MINIX is a microkernel architecture - running drivers in userspace is one of its core features/selling points, and one that differentiates it from (modular) monolithic kernels such as Linux. So, this isn't a very solid line of reasoning.

It seems to me that the situation is the opposite - that moving drivers to userspace is an architectural change, which is more complex than porting an existing architecture to a new language.

> Rust code can still be vulnerable in many other ways

Sure, but not vulnerable in the way that the vulnerability under discussion is.

> memory leaks

Much harder in Rust than C, and also unlike in C, not going to result in security vulnerabilities.

> buggy/compromised toolchains

If you're going to assume that your toolchain is compromised, than anything is on the table, including the toolchain inserting a backdoor into the kernel and completely bypassing the proposed architectural change of moving drivers into user-space. And, needless to say, compiler bugs are rare in general, and compiler bugs that cause software vulnerabilities are nearly unheard of (and I've literally never seen one before).

Nobody thinking rationally is going to tell you that Rust is going to eliminate all your bugs or make your code secure. However, by far, the majority of security bugs in the Linux kernel are due to mistakes that the design of Rust either completely eliminates or massively reduces.

And security is intrinsically a tradeoff - the Linux kernel is not optimized for maximum security (which would be something formally-verified like seL4), but a compromise between security, performance, and development velocity. The claim is that Rust will provide significantly better security at basically the same performance and possibly modestly improved development velocity - the very least that one should do is rewrite the existing architecture in it (or, again, a language that meets or exceeds the specs of Rust) and then see what the bug rate is before deciding to take a guaranteed performance hit through an architectural change.

> MINIX is a microkernel architecture - running drivers in userspace is one of its core features/selling points, and one that differentiates it from (modular) monolithic kernels such as Linux. So, this isn't a very solid line of reasoning.

The first two versions of MINIX ran drivers inside the context of the kernel. The migration of drivers to user-space and overall emphasis on reliability didn't happen before MINIX3 in 2006.

Given that Linux nowadays has FUSE and UIO, still calling it a strictly monolithic kernel is probably a bit of a misnomer at this point. The same goes for Windows, NetBSD and others by the way.

> It seems to me that the situation is the opposite - that moving drivers to userspace is an architectural change, which is more complex than porting an existing architecture to a new language.

Trying to do a straightforward port of a C code base to Rust will quickly grind to a halt due to Rust's borrow checker. On a highly-optimized code base such as the Linux network stack, untangling every last optimization trick and shortcut to make the Rust compiler happy would require a large-scale refactoring that'll end up looking nothing like the original code base, at which point you might as well rewrite it from scratch.

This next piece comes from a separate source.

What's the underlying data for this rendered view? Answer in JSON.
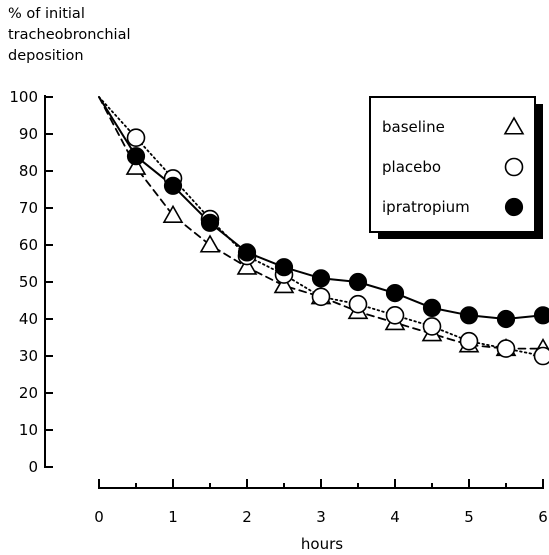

In comparison, migrating that C code base to user-land would be less of a disruptive change to the code base (as was the case when MINIX3 did so with its drivers). It's still the same old network stack, adapted to run on a different environment.

> Sure, but not vulnerable in the way that the vulnerability under discussion is.

Rust isn't a silver bullet against every class of bug. Code that runs inside the trusted computing base means that it's one security bug away from system compromise. Writing that code in Rust doesn't change that.